NEW YORK: Deux rapports distincts sur Harvard publiés mardi par l'université ont établi qu'un climat antisémite et anti-musulman s'était installé sur le campus de la prestigieuse université américaine, dans le viseur de Donald Trump, et la pressent d'agir pour y remédier.

Ces deux rapports de plusieurs centaines de pages, construits notamment à partir de questionnaires et de centaines de témoignages d'étudiants et d'encadrants menés depuis janvier 2024, sont rendus au moment où l'université implantée près de Boston (nord-est) s'est attiré les foudres de Donald Trump, qui l'a dernièrement dépeinte en "institution antisémite d'extrême gauche", "foutoir progressiste" et "menace pour la démocratie".

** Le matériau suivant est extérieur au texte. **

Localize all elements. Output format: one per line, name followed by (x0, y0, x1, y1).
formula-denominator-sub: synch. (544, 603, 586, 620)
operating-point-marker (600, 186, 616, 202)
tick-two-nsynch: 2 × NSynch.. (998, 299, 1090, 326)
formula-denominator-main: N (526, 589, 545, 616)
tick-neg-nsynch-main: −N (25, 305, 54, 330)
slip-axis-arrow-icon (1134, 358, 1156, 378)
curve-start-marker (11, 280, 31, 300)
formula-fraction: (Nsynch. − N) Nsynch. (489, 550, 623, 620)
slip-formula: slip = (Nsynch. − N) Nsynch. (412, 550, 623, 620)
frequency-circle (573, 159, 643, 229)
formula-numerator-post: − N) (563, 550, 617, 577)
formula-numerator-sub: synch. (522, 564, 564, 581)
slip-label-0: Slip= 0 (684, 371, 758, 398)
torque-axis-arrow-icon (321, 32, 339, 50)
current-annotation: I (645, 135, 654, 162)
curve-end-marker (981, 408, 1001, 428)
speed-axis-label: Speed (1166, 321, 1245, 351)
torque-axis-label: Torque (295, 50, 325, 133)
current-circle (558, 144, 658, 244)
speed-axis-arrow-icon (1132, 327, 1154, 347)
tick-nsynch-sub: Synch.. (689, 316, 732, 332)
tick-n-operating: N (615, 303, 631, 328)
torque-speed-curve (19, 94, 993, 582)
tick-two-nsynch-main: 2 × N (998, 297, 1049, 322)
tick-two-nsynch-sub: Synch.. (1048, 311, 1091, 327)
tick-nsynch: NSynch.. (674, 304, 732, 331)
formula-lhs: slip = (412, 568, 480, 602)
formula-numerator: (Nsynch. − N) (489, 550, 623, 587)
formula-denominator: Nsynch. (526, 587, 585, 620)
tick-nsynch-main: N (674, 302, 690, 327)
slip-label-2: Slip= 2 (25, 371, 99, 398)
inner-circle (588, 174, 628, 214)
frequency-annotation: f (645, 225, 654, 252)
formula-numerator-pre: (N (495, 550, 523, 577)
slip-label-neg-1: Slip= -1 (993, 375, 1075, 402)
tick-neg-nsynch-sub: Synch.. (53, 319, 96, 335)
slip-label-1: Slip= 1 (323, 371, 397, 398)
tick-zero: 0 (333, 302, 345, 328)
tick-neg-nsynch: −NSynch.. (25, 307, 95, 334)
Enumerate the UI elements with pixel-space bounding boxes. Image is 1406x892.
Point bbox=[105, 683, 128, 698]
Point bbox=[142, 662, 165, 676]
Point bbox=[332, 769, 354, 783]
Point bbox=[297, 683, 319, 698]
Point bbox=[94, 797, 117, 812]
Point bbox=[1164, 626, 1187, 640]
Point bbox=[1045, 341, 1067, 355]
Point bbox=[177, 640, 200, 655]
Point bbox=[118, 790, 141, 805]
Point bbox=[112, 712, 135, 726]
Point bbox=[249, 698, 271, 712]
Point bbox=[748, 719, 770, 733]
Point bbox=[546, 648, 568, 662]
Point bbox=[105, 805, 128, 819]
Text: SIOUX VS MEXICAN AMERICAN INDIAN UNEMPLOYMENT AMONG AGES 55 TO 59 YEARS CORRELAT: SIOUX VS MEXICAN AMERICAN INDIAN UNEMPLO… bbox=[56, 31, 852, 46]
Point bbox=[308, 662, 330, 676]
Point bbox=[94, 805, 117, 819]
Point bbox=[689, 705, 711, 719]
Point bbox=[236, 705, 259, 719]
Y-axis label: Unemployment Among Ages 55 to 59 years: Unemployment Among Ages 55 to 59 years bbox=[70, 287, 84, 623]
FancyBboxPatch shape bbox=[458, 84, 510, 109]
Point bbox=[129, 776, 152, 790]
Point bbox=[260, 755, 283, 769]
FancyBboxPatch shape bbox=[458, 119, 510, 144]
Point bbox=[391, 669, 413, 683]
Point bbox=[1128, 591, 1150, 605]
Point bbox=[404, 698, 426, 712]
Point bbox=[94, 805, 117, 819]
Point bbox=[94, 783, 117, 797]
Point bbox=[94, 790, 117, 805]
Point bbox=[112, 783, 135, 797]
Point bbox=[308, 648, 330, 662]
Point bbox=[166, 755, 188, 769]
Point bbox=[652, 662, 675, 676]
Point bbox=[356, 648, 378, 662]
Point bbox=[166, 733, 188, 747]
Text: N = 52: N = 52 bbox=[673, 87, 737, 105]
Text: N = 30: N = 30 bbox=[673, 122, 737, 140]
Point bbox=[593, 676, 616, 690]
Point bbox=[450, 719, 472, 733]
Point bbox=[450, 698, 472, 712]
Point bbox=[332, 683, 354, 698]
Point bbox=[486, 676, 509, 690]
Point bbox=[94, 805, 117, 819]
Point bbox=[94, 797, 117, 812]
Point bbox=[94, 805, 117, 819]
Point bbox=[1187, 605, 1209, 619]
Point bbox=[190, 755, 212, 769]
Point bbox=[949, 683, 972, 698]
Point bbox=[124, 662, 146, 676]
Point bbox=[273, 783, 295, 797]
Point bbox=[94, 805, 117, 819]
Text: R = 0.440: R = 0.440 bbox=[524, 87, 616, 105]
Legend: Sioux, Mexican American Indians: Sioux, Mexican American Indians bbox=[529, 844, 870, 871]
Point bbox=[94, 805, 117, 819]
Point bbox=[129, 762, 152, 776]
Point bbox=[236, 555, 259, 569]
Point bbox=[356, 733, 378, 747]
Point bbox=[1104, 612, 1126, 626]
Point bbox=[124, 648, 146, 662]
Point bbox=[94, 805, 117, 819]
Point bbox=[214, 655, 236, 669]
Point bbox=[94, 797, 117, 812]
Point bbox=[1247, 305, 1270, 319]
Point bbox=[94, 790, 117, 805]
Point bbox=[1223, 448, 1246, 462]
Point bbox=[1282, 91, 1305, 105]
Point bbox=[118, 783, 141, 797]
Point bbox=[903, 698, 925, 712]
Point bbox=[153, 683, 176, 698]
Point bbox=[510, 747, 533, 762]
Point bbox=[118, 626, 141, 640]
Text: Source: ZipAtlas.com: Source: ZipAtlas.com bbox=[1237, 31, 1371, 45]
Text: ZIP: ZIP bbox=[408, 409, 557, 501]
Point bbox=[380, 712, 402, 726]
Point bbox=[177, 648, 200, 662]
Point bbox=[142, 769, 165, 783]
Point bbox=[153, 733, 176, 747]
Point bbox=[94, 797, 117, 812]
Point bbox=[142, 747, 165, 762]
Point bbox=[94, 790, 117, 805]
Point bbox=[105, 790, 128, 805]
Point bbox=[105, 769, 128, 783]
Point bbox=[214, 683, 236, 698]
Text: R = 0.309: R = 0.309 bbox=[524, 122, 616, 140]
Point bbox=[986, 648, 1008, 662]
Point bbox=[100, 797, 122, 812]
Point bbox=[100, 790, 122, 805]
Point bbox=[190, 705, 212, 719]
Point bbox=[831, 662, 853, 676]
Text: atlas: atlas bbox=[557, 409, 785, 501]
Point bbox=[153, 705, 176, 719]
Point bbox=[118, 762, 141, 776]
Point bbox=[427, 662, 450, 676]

Harvard, comme d'autres universités américaines de renom, Columbia en particulier, est accusée par le président républicain d'avoir laissé prospérer l'antisémitisme sur son campus pendant les mouvements étudiants contre la guerre à Gaza menée par Israël après l'attaque du Hamas le 7 octobre 2023.

Un premier groupe de travail sur l'antisémitisme et les positions anti-Israël, composé principalement de membres du corps enseignant mais aussi d'étudiants, a établi que les deux phénomènes "ont été alimentés, pratiqués et tolérés, non seulement à Harvard, mais aussi plus largement dans le monde universitaire".

Le rapport exhorte l'université pluricentenaire à "devenir leader dans la lutte contre l'antisémitisme et les positions anti-Israël".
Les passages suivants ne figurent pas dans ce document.